5:8 Those who accumulate houses are as good as dead, 1
those who also accumulate landed property 2
until there is no land left, 3
and you are the only landowners remaining within the land. 4
5:9 The Lord who commands armies told me this: 5
“Many houses will certainly become desolate,
large, impressive houses will have no one living in them. 6
5:10 Indeed, a large vineyard 7 will produce just a few gallons, 8
and enough seed to yield several bushels 9 will produce less than a bushel.” 10
1 tn Heb “Woe [to] those who make a house touch a house.” The exclamation הוֹי (hoy, “woe, ah”) was used in funeral laments (see 1 Kgs 13:30; Jer 22:18; 34:5) and carries the connotation of death.

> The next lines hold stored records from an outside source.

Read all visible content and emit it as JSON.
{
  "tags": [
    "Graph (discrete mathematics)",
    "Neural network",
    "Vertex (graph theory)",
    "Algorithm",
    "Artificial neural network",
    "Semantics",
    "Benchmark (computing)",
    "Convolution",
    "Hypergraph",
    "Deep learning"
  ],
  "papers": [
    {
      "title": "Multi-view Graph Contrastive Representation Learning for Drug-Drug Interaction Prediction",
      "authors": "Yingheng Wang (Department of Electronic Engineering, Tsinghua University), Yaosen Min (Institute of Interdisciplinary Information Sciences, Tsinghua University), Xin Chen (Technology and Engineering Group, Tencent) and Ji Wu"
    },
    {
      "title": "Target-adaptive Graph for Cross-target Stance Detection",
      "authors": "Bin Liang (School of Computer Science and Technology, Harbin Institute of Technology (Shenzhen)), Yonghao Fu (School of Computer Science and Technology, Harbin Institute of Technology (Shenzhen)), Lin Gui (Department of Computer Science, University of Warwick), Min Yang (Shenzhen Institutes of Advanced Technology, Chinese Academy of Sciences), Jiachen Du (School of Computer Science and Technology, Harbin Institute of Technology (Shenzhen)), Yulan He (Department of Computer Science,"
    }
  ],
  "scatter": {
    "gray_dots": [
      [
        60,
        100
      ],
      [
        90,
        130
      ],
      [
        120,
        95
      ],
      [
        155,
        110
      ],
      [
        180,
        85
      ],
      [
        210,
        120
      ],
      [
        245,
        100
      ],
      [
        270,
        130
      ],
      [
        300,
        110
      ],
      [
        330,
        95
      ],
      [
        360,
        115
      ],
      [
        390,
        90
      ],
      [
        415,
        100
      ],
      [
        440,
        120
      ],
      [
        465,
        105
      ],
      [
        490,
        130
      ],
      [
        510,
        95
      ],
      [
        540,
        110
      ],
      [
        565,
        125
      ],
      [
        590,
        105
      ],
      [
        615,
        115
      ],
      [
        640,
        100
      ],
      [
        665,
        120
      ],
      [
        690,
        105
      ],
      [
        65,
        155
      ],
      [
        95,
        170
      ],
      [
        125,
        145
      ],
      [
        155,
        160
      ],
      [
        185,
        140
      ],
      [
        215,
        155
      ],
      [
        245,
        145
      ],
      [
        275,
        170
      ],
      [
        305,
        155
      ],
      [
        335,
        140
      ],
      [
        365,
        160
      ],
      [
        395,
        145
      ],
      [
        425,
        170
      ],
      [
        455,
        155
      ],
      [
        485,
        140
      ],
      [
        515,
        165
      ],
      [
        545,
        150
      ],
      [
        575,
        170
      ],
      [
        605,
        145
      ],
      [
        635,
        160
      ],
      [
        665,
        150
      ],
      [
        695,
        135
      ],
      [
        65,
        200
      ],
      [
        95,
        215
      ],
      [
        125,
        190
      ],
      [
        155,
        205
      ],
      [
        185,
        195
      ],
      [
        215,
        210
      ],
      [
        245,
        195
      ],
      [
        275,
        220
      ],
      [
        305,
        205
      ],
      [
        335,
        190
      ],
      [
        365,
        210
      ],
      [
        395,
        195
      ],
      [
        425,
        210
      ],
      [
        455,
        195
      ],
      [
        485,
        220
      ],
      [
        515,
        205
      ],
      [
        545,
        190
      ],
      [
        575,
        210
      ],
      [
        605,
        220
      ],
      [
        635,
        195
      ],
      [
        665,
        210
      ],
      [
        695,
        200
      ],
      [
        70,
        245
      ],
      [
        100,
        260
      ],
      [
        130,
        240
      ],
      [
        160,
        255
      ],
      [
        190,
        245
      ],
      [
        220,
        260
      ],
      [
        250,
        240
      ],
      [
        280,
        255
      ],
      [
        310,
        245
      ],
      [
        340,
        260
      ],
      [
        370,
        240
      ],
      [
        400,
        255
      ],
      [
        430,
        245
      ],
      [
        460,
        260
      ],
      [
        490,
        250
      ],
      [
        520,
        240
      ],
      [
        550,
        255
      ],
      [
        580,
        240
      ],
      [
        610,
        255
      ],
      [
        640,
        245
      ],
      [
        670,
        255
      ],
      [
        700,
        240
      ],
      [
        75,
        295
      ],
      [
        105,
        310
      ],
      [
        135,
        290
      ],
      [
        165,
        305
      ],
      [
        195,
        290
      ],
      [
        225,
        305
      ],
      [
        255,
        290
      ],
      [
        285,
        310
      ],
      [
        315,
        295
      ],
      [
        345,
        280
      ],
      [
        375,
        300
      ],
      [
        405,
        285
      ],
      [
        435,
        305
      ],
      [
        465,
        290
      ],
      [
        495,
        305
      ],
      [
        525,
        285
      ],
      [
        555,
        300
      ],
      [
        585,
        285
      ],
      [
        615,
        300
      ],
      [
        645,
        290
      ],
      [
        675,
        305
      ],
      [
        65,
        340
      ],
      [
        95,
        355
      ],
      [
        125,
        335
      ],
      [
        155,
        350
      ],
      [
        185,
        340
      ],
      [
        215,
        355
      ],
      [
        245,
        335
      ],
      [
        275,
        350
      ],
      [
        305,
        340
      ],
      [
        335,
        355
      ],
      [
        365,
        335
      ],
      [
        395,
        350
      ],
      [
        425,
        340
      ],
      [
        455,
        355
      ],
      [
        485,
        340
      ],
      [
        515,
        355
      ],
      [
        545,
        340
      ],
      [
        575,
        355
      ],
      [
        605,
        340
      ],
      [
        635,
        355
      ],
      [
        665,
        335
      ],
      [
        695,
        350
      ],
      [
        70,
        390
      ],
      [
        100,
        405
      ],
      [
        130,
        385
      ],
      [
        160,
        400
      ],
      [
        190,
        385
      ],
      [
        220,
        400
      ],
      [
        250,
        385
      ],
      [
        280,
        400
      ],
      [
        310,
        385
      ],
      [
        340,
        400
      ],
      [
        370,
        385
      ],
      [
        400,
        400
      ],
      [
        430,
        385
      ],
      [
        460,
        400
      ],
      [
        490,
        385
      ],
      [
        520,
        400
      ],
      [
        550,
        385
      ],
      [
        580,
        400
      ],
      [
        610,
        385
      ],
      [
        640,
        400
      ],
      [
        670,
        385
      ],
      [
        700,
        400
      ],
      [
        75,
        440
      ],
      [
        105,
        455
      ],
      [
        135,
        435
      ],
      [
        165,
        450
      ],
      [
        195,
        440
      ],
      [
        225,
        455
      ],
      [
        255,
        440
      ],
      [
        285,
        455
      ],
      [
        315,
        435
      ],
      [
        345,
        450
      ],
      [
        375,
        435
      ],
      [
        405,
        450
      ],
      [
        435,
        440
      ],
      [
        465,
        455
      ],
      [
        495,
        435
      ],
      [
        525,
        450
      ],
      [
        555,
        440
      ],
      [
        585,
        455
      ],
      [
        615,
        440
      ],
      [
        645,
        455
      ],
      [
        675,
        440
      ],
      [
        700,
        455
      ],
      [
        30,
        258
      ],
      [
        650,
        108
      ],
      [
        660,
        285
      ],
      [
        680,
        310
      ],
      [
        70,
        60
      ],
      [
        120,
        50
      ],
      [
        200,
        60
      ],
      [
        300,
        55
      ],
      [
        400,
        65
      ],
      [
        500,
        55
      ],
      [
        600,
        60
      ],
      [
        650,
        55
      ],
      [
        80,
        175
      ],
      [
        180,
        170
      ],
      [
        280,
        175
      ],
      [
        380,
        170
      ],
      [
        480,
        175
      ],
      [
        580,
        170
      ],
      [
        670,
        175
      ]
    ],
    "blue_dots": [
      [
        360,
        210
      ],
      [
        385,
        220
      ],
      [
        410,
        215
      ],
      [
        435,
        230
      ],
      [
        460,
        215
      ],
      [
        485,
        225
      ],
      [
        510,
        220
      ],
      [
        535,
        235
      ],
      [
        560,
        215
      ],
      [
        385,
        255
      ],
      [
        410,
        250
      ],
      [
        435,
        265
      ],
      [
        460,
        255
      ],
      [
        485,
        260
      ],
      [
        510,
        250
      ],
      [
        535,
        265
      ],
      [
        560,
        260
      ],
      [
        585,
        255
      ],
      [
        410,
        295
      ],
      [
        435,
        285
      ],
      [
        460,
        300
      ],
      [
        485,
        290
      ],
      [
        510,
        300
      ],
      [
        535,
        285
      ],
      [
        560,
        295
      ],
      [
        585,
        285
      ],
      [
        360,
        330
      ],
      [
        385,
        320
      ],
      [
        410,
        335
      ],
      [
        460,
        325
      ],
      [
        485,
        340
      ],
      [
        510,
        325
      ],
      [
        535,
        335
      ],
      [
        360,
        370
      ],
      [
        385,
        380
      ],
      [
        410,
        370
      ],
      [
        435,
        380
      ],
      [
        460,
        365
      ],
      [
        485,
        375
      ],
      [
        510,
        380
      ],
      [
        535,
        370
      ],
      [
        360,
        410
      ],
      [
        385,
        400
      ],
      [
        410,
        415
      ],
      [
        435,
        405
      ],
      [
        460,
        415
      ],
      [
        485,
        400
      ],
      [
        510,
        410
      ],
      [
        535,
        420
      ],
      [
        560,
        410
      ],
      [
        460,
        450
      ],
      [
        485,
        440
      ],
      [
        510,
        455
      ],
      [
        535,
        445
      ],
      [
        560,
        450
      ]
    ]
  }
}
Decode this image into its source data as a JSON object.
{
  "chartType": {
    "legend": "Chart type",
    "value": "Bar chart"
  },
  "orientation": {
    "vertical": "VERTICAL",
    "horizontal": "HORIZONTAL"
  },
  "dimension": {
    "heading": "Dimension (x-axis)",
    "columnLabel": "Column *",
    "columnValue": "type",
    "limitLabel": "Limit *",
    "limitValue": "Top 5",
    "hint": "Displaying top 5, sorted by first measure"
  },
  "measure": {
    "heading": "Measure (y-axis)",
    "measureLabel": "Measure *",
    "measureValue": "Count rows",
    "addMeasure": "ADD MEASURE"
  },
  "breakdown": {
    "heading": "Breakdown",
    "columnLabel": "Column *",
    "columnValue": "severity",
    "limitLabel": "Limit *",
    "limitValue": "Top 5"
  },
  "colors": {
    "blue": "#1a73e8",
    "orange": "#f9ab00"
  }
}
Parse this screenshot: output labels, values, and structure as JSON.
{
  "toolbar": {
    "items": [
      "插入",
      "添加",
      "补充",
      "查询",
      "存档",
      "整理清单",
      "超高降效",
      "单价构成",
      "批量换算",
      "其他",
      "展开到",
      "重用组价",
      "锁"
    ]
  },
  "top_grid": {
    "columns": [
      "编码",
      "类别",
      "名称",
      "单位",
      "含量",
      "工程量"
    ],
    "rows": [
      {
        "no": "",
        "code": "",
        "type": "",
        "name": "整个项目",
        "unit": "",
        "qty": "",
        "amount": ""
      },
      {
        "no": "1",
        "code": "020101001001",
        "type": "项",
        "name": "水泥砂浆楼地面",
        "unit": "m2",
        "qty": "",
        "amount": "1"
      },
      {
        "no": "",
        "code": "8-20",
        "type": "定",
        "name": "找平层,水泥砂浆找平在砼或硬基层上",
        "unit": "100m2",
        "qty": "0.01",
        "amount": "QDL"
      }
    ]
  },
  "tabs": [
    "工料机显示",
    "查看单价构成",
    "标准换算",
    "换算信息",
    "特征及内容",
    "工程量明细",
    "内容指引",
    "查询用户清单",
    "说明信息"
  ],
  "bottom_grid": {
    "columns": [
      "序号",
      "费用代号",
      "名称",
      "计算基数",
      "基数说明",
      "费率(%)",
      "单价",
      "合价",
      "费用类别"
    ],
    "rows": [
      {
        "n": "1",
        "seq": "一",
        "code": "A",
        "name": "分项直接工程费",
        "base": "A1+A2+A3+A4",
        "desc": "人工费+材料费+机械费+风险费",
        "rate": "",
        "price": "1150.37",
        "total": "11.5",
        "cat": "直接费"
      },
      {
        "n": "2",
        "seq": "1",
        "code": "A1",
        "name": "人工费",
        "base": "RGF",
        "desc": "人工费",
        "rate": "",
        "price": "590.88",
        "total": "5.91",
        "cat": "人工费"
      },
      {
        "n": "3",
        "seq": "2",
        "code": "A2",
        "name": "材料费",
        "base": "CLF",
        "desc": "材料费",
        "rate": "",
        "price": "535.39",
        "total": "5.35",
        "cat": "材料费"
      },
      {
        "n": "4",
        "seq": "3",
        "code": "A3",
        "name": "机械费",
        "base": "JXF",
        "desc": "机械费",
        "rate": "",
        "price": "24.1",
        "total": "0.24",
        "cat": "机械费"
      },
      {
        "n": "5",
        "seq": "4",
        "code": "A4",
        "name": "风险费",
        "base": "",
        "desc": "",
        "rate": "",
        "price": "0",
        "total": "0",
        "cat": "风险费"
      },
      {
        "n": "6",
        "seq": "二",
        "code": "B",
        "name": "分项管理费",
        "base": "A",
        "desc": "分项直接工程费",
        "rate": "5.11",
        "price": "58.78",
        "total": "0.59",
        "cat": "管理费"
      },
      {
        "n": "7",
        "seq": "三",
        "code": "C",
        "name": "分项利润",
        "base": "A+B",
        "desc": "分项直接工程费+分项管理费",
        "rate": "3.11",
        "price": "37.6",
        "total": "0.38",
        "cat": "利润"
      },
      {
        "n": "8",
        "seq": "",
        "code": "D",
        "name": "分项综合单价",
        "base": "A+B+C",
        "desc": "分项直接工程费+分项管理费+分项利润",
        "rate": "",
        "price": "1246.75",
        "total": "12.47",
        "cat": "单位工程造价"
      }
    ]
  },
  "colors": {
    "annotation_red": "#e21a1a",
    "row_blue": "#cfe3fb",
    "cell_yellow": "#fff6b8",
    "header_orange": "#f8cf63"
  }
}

2 tn Heb “[who] bring a field near a field.”
3 tn Heb “until the end of the place”; NASB “until there is no more room.”
4 tn Heb “and you are made to dwell alone in the midst of the land.”
5 tn Heb “in my ears, the Lord who commands armies [traditionally, the Lord of hosts].”
6 tn Heb “great and good [houses], without a resident.”
7 tn Heb “a ten-yoke vineyard.” The Hebrew term צֶמֶד (tsemed, “yoke”) is here a unit of square measure. Apparently a ten-yoke vineyard covered the same amount of land it would take ten teams of oxen to plow in a certain period of time. The exact size is unknown.
8 tn Heb “one bath.” A bath was a liquid measure. Estimates of its modern equivalent range from approximately six to twelve gallons.
9 tn Heb “a homer.” A homer was a dry measure, the exact size of which is debated. Cf. NCV “ten bushels”; CEV “five bushels.”
10 tn Heb “an ephah.” An ephah was a dry measure; there were ten ephahs in a homer. So this verse envisions major crop failure, where only one-tenth of the anticipated harvest is realized.